节点文献
对外汉语教学阅读文本素材库的选材及标注
Material Select and Labeling Principle for Reading Material Corpus
【作者】 陈俊;
【导师】 郭曙纶;
【作者基本信息】 上海交通大学 , 语言学及应用语言学, 2011, 硕士
【摘要】 本文共分为五个部分。第一章是引言,概述了建设对外汉语教学文本素材库的原因、目的以及相关的文献综述。建设对外汉语教学文本素材库是非常有必要的。其外部原因是对外汉语教材的蓬勃发展;其内部原因是选择素材对编写教材的巨大影响,和对外汉语教学素材库的积极作用。第二章是素材库的选材原则。本章概述了素材库的五大选材原则:完整性原则、适中性原则、实用性原则、趣味性原则和非时效性原则。其中完整性原则、适中性原则和实用性原则是素材库选材的主要标准,而趣味性原则和非时效性原则是素材库选材时参考的辅助性原则。第三章是素材库的标注原则。本章主要概述了素材库的三大标注原则:规范性原则、区别性原则和系统性原则。其中系统性原则是素材标注时要考虑的主要原则,而在建立标注系统时则要考虑规范性原则和区别性原则。第四章是素材库的标注情况。本章主要概述了素材库的标注情况。在本文中将分为人工标注和机器标注两个部分进行介绍。人工标注部分的属性本文主要介绍:标题、作者、作者国别、摘要、关键词、体裁、题材、来源、适合国别、适合年龄、是否只适合华裔、趣味性等13个属性;机器标注部分的属性本文主要介绍:标题、作者、作者国别、摘要、平均句长、文本长度、文本字种数、生词率(生词密度)、难度级别、生词重现率、超纲词等11个属性。第五章是结论与展望。本章总结了本文的研究成果与不足,并展望今后的研究工作。本文综合运用语料库、统计和对比的研究方法,建立并加工了一个7万多字的对外汉语教学阅读文本素材库,在此基础上进行了素材选材和标注的分析和总结。本文提供了大量的数据和素材资源,可为教师今后编写对外汉语教材提供参考。
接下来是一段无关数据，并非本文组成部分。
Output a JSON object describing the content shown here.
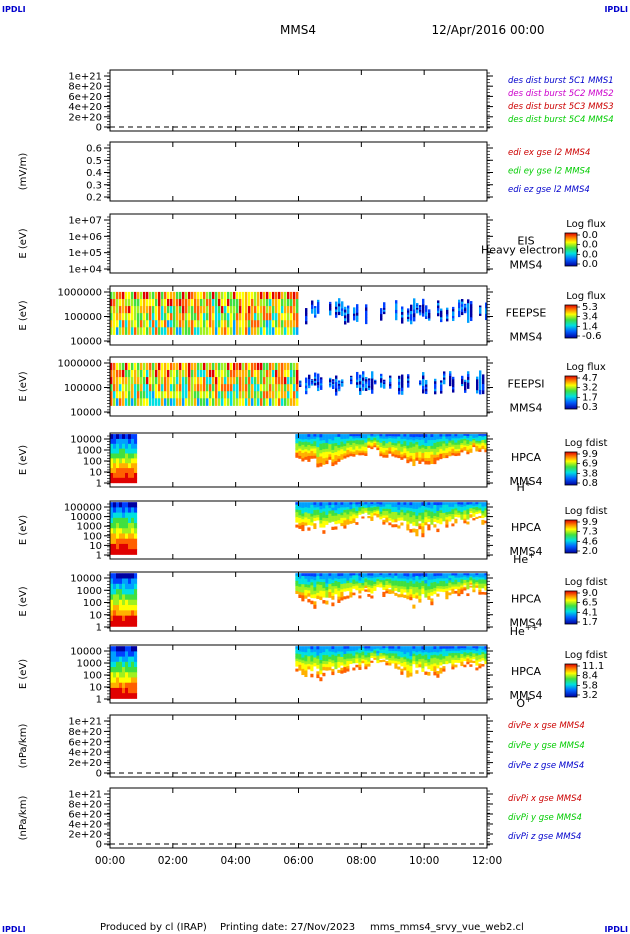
{
  "corner_label": "IPDLI",
  "header": {
    "spacecraft": "MMS4",
    "date_time": "12/Apr/2016 00:00"
  },
  "footer": {
    "produced_by": "Produced by cl (IRAP)",
    "printing_date": "Printing date: 27/Nov/2023",
    "script": "mms_mms4_srvy_vue_web2.cl"
  },
  "colors": {
    "blue": "#0000cc",
    "magenta": "#cc00cc",
    "red": "#cc0000",
    "green": "#00cc00",
    "dash": "#000000"
  },
  "chart_data": {
    "type": "heatmap",
    "x_ticks": [
      "00:00",
      "02:00",
      "04:00",
      "06:00",
      "08:00",
      "10:00",
      "12:00"
    ],
    "x_range_hours": [
      0,
      12
    ],
    "panels": [
      {
        "id": "des-dist",
        "ylabel": "",
        "yticks": [
          "1e+21",
          "8e+20",
          "6e+20",
          "4e+20",
          "2e+20",
          "0"
        ],
        "dashed_zero": true,
        "legend": [
          {
            "text": "des dist burst 5C1 MMS1",
            "color": "blue"
          },
          {
            "text": "des dist burst 5C2 MMS2",
            "color": "magenta"
          },
          {
            "text": "des dist burst 5C3 MMS3",
            "color": "red"
          },
          {
            "text": "des dist burst 5C4 MMS4",
            "color": "green"
          }
        ]
      },
      {
        "id": "edi",
        "ylabel": "(mV/m)",
        "yticks": [
          "0.6",
          "0.5",
          "0.4",
          "0.3",
          "0.2"
        ],
        "dashed_zero": false,
        "legend": [
          {
            "text": "edi ex gse l2 MMS4",
            "color": "red"
          },
          {
            "text": "edi ey gse l2 MMS4",
            "color": "green"
          },
          {
            "text": "edi ez gse l2 MMS4",
            "color": "blue"
          }
        ]
      },
      {
        "id": "eis",
        "ylabel": "E (eV)",
        "yticks": [
          "1e+07",
          "1e+06",
          "1e+05",
          "1e+04"
        ],
        "instrument": [
          "EIS",
          "MMS4"
        ],
        "overlay_text": "Heavy electron to",
        "colorbar": {
          "title": "Log flux",
          "labels": [
            "0.0",
            "0.0",
            "0.0",
            "0.0"
          ]
        }
      },
      {
        "id": "feepse",
        "ylabel": "E (eV)",
        "yticks": [
          "1000000",
          "100000",
          "10000"
        ],
        "instrument": [
          "FEEPSE",
          "MMS4"
        ],
        "colorbar": {
          "title": "Log flux",
          "labels": [
            "5.3",
            "3.4",
            "1.4",
            "-0.6"
          ]
        },
        "activity": [
          [
            0.0,
            12.0
          ]
        ]
      },
      {
        "id": "feepsi",
        "ylabel": "E (eV)",
        "yticks": [
          "1000000",
          "100000",
          "10000"
        ],
        "instrument": [
          "FEEPSI",
          "MMS4"
        ],
        "colorbar": {
          "title": "Log flux",
          "labels": [
            "4.7",
            "3.2",
            "1.7",
            "0.3"
          ]
        },
        "activity": [
          [
            0.0,
            12.0
          ]
        ]
      },
      {
        "id": "hpca-h",
        "ylabel": "E (eV)",
        "yticks": [
          "10000",
          "1000",
          "100",
          "10",
          "1"
        ],
        "instrument": [
          "HPCA",
          "MMS4"
        ],
        "species_base": "H",
        "species_sup": "+",
        "colorbar": {
          "title": "Log fdist",
          "labels": [
            "9.9",
            "6.9",
            "3.8",
            "0.8"
          ]
        },
        "activity": [
          [
            0.0,
            0.8
          ],
          [
            5.9,
            12.0
          ]
        ]
      },
      {
        "id": "hpca-he",
        "ylabel": "E (eV)",
        "yticks": [
          "100000",
          "10000",
          "1000",
          "100",
          "10",
          "1"
        ],
        "instrument": [
          "HPCA",
          "MMS4"
        ],
        "species_base": "He",
        "species_sup": "+",
        "colorbar": {
          "title": "Log fdist",
          "labels": [
            "9.9",
            "7.3",
            "4.6",
            "2.0"
          ]
        },
        "activity": [
          [
            0.0,
            0.8
          ],
          [
            5.9,
            12.0
          ]
        ]
      },
      {
        "id": "hpca-hepp",
        "ylabel": "E (eV)",
        "yticks": [
          "10000",
          "1000",
          "100",
          "10",
          "1"
        ],
        "instrument": [
          "HPCA",
          "MMS4"
        ],
        "species_base": "He",
        "species_sup": "++",
        "colorbar": {
          "title": "Log fdist",
          "labels": [
            "9.0",
            "6.5",
            "4.1",
            "1.7"
          ]
        },
        "activity": [
          [
            0.0,
            0.8
          ],
          [
            5.9,
            12.0
          ]
        ]
      },
      {
        "id": "hpca-o",
        "ylabel": "E (eV)",
        "yticks": [
          "10000",
          "1000",
          "100",
          "10",
          "1"
        ],
        "instrument": [
          "HPCA",
          "MMS4"
        ],
        "species_base": "O",
        "species_sup": "+",
        "colorbar": {
          "title": "Log fdist",
          "labels": [
            "11.1",
            "8.4",
            "5.8",
            "3.2"
          ]
        },
        "activity": [
          [
            0.0,
            0.8
          ],
          [
            5.9,
            12.0
          ]
        ]
      },
      {
        "id": "divpe",
        "ylabel": "(nPa/km)",
        "yticks": [
          "1e+21",
          "8e+20",
          "6e+20",
          "4e+20",
          "2e+20",
          "0"
        ],
        "dashed_zero": true,
        "legend": [
          {
            "text": "divPe x gse MMS4",
            "color": "red"
          },
          {
            "text": "divPe y gse MMS4",
            "color": "green"
          },
          {
            "text": "divPe z gse MMS4",
            "color": "blue"
          }
        ]
      },
      {
        "id": "divpi",
        "ylabel": "(nPa/km)",
        "yticks": [
          "1e+21",
          "8e+20",
          "6e+20",
          "4e+20",
          "2e+20",
          "0"
        ],
        "dashed_zero": true,
        "legend": [
          {
            "text": "divPi x gse MMS4",
            "color": "red"
          },
          {
            "text": "divPi y gse MMS4",
            "color": "green"
          },
          {
            "text": "divPi z gse MMS4",
            "color": "blue"
          }
        ]
      }
    ]
  }
}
【Abstract】 This thesis can be divided into five parts.The first chapter is Introduction. It briefly introduces the key reason to build the Chinese Material Corpus and the referred relevant documents. It is essential to set up the Chinese Material Corpus due to fast development of Chinese language Teaching text books and the big influence of material selection for compiling a text book.The second chapter is the material selection’s principle for the Corpus. In this chapter, 5 material selection principles are described: integrality, moderateness, practicability, interestingness and no timeliness. Among these 5 principles, integrality, moderateness and practicability are main standards for Chinese material selection, while interestingness and no timeliness are accessorial rules for reference.The third chapter is the labeling principle. There are 3 labeling principles described in this chapter: normalization, distinctiveness and Systematicness. Systematicness is the key principle for consideration while labeling, and normalization and distinctiveness should be thought about when setting up the labeling system.The fourth chapter reviews some of the works the author has done. In this chapter, the labeling of material corpus consists of two parts: artificial labeling and computer labeling. The property of artificial labeling includes: headings, authors, authors’ nationality, abstracts, key words, character types, literature types, subject matters, nationality adaption, age adaption, adaption for ethnic Chinese and interestingness. Computer labeling consist of headings, authors, authors’ nationality, abstracts, average sentence length, text length, new words density, difficulty, new words recurrence rate and words beyond compendium.The final chapter is summary and expectation. Author summarized the research achievement and deficiency, while looked into the future works. This paper set up a News Reading Corpus over 70000 words for Chinese language teaching based on research method of statistics and comparison, and author also completed material selection and labeling analysis. This paper provides a large amount of data and material for the compiling reference of Chinese teaching text books in the future.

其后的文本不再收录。